Le marché de l’assurance vie individuelle n’est plus un secret pour le cabinet Facts & Figures qui l’étudie depuis plus de 11 ans. En effet, ce spécialiste l’analyse à partir de plus de 120 contrats chaque année pour en déceler l’évolution et en retenir l’essentiel. A partir des données que cette société a recueillies, LOUTRIX vous explique dans les lignes suivantes tout ce qu’il faut savoir de ce marché de l’assurance vie pour cette année 2018.

Les points positifs  :

La PPB est montée à environ 3,35% fin 2017

La PPB ou Provision pour participation aux bénéfices a nettement augmenté par rapport à 2012 durant laquelle elle était en moyenne de 1,50% au maximum. “ce qui est bénéfique pour les rendements“, souligne Cyrille Chartier-Kastler qui explique que “cela permet aux assureurs de prendre un peu plus de risque pour leurs fonds euros” compte tenu des critères de Solvabilité 2.

Facts & Figures extime que le taux moyen servi sur l’assurance individuelle s’élève à environ 1,67% en 2017.

Si ce chiffre est différent de celui de la FFA qui compte les contrats collectifs de type article 39, l’écart reste énorme entre le taux moyen servi par les fonds euros de contrats en gestion privée qui est de 1,93% et celui servi en épargne standard de 1,54%, alors que celui en épargne patrimonial est de 1,88%.

Le taux de rendement pour 2018 a une tendance à la baisse

Pour ce premier semestre, il est clair que le taux de rendement présente une baisse de -10 à -20 points environ. Ce qui est l’équivalent de 1,50% de frais de gestion, en plus des prélèvements sociaux et l’inflation. Dans tous les cas, le rendement pour 2018 reste en général méconnu, il peut augmenter ou baisser selon les différents facteurs en jeu.

Les points négatifs  :

Le taux d’UC évolue selon la courbe du CAC 40.

Ce n’est que lorsque le taux augmente que les épargnants entreraient massivement sur les UC, c’est à dire au pire moment de l’année. “(Les Français) ont une piètre culture financière et rentrent sur les marchés au plus mauvais moment“, explique Cyrille Chartier-Kastler, fondateur du cabinet Facts & Figures, à loutrix.

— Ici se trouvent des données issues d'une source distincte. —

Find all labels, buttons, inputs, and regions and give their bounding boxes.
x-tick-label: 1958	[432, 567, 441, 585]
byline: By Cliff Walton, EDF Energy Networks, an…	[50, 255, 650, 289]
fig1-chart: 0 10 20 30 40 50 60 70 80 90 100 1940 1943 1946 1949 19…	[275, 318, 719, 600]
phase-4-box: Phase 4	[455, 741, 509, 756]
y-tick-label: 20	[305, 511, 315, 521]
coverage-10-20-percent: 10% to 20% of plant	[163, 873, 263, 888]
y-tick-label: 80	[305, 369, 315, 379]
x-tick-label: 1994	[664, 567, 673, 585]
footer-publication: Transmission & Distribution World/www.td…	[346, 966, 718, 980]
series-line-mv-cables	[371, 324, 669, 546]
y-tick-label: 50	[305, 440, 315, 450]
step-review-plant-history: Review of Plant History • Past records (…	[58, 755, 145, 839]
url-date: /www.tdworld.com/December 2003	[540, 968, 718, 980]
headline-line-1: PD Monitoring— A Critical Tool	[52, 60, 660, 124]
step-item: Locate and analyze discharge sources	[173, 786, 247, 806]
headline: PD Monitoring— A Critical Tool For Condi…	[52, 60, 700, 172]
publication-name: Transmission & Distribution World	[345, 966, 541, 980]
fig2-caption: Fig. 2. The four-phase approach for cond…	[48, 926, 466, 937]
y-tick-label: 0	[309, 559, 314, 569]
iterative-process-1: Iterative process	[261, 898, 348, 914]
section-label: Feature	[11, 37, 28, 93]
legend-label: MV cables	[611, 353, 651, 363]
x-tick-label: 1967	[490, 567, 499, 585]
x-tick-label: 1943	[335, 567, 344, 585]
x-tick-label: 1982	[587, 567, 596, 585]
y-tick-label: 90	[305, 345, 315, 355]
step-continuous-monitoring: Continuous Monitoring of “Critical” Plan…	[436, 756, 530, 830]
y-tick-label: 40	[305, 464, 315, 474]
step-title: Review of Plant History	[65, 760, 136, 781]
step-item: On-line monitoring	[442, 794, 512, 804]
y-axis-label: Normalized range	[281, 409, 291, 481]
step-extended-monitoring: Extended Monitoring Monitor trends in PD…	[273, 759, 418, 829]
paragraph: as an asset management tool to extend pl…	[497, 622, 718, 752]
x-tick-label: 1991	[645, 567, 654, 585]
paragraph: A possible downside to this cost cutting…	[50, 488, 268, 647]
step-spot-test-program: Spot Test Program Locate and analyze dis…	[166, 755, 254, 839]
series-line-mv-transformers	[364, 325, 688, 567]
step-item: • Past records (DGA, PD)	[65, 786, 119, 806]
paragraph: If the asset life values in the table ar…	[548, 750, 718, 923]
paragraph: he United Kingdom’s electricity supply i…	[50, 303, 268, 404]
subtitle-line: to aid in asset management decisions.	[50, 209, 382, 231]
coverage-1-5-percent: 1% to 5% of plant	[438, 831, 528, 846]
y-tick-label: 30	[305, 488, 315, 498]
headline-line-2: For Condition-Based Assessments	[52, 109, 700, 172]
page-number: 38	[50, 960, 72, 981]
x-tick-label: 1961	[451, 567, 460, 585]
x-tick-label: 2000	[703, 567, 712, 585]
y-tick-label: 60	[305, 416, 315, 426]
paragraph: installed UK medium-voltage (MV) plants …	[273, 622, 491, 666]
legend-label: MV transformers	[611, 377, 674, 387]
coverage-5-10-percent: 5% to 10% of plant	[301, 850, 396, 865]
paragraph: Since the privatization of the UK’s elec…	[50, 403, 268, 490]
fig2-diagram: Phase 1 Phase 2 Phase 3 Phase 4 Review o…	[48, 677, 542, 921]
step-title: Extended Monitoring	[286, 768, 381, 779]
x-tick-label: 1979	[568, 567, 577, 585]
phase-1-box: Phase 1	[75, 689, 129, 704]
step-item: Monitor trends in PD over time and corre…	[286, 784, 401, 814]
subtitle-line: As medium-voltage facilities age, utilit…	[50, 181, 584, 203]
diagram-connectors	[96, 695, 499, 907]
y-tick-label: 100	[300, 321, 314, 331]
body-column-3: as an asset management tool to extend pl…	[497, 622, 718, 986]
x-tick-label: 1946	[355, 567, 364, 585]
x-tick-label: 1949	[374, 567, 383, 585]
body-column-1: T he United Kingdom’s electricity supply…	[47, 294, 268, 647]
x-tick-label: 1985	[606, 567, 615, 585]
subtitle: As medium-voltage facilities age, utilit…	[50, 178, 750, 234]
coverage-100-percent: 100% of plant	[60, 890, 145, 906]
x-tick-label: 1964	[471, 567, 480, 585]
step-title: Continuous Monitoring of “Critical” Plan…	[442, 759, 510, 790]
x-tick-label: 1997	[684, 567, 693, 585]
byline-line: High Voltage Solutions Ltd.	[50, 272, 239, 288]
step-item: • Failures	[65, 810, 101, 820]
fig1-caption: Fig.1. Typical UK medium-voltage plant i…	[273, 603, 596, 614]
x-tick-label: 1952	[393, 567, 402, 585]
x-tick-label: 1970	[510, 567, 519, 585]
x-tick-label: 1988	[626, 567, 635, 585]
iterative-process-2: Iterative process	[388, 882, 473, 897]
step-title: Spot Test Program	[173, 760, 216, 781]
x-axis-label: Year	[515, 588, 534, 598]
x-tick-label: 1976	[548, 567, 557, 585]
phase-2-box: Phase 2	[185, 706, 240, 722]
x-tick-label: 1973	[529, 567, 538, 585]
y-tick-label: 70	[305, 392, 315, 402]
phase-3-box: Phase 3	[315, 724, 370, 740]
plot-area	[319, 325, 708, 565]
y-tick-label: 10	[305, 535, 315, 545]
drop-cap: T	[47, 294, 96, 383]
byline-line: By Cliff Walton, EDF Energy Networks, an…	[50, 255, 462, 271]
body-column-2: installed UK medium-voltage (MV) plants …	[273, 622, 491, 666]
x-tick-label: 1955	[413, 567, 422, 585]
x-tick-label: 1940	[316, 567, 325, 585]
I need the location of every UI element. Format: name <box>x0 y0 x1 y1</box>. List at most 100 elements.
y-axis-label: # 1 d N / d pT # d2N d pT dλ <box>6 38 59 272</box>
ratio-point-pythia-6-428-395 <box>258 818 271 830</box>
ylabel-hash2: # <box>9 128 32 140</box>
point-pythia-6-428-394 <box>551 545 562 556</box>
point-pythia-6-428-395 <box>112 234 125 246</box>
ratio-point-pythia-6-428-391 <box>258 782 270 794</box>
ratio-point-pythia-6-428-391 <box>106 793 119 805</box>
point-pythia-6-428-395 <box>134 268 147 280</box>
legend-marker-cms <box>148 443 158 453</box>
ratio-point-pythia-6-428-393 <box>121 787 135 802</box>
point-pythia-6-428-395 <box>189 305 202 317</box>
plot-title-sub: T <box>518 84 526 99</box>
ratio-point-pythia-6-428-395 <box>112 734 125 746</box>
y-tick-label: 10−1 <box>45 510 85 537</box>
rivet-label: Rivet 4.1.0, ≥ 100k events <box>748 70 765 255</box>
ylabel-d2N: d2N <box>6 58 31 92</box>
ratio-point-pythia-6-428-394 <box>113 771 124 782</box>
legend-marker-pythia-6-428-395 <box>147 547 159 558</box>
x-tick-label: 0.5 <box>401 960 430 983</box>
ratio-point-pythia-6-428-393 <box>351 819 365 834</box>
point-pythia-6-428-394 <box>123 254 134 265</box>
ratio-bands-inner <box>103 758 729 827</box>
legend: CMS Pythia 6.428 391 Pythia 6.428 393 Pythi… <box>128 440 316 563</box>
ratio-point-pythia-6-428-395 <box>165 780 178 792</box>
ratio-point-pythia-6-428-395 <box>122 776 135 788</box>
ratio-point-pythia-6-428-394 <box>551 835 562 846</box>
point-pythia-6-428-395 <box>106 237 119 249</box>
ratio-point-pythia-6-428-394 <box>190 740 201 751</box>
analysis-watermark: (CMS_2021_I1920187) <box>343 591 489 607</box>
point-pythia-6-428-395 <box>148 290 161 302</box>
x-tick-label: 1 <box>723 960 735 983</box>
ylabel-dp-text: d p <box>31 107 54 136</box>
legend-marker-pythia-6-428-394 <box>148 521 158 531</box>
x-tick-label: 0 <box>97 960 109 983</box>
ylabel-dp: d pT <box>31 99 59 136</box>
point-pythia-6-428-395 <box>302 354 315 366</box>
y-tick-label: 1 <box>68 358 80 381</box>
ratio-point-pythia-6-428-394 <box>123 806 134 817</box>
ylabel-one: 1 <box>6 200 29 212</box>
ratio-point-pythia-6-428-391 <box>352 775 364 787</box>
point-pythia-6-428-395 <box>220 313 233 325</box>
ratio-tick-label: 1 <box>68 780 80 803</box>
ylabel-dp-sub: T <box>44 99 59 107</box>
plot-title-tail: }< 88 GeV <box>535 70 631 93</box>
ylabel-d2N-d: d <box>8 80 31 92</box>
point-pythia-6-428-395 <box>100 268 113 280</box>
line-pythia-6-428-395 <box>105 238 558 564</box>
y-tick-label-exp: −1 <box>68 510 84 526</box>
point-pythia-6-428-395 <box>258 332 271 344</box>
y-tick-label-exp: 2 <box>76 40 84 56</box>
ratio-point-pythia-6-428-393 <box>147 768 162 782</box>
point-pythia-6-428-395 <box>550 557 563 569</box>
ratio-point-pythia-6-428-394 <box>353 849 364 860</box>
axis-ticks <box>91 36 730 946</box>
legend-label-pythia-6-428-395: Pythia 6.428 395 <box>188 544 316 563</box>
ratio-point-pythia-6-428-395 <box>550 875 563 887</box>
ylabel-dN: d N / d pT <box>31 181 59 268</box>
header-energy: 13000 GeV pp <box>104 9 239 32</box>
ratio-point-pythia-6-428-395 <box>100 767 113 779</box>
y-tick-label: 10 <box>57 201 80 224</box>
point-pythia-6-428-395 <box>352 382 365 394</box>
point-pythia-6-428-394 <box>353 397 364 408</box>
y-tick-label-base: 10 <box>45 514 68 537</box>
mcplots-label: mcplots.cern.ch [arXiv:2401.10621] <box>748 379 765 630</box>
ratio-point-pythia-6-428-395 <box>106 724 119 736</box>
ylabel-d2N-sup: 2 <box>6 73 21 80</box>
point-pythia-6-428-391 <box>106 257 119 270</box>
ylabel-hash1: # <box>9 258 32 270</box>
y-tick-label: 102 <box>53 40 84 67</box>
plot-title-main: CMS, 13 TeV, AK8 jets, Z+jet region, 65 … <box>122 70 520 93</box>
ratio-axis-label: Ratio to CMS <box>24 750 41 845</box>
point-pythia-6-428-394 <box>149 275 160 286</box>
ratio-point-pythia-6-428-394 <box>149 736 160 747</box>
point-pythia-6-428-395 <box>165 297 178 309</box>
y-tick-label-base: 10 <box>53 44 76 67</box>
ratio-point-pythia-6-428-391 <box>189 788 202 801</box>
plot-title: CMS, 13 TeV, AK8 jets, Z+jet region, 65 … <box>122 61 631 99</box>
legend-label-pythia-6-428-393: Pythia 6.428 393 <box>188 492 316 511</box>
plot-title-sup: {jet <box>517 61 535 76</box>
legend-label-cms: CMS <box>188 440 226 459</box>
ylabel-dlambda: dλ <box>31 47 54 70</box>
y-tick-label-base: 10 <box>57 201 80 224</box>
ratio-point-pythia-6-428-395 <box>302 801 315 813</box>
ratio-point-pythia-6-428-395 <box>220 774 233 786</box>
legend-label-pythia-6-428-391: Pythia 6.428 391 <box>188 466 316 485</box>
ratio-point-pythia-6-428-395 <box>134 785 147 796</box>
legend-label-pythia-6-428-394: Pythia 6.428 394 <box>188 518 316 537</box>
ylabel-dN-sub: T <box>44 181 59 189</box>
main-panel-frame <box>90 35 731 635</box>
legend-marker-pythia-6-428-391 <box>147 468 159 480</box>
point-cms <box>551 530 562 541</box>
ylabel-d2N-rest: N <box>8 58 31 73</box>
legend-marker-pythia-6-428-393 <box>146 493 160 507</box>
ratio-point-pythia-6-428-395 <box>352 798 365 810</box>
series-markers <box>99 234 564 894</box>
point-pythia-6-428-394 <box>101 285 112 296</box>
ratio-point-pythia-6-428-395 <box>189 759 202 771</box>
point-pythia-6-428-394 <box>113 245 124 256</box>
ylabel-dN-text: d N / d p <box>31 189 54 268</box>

La croissance des encours ralentit

Les intermédiaires en assurance qui gagnent leur vie depuis un pourcentage de l’encours de leur client se voient désavantagés par ce phénomène.

En effet, si la collecte a atteint les 135 Md€ par an et les prestations augmentent actuellement d’environ 4 Md€ par an, les encours continuent de croître, mais au ralenti.

L’assurance vie a perdu en popularité :

Cette perte de popularité serait, selon Cyrille Chartier Kastler, lié aux politiques de pilotage de la collecte vers les UC. A cause de cela, l’épargne standard aurait baissé à seulement 50 Md€ de collecte en 2017 alors que l’épargne patrimoniale s’élèverait à 47,6 Md€ contre 22,6 Md€ pour l’épargne en gestion privée. Sachant que ces deux branches appartiennent à moins de 10% des Français, il est donc normal de constater que les encours de l’assurance vie standard de 766 Md€ ont baissé à moins de 50% des encours totaux vers la fin de l’an dernier.

Le taux moyen des fonds euros a baissé considérablement

S’il était de 1,7% en 2016, ce taux est descendu à 0,5% en 2017.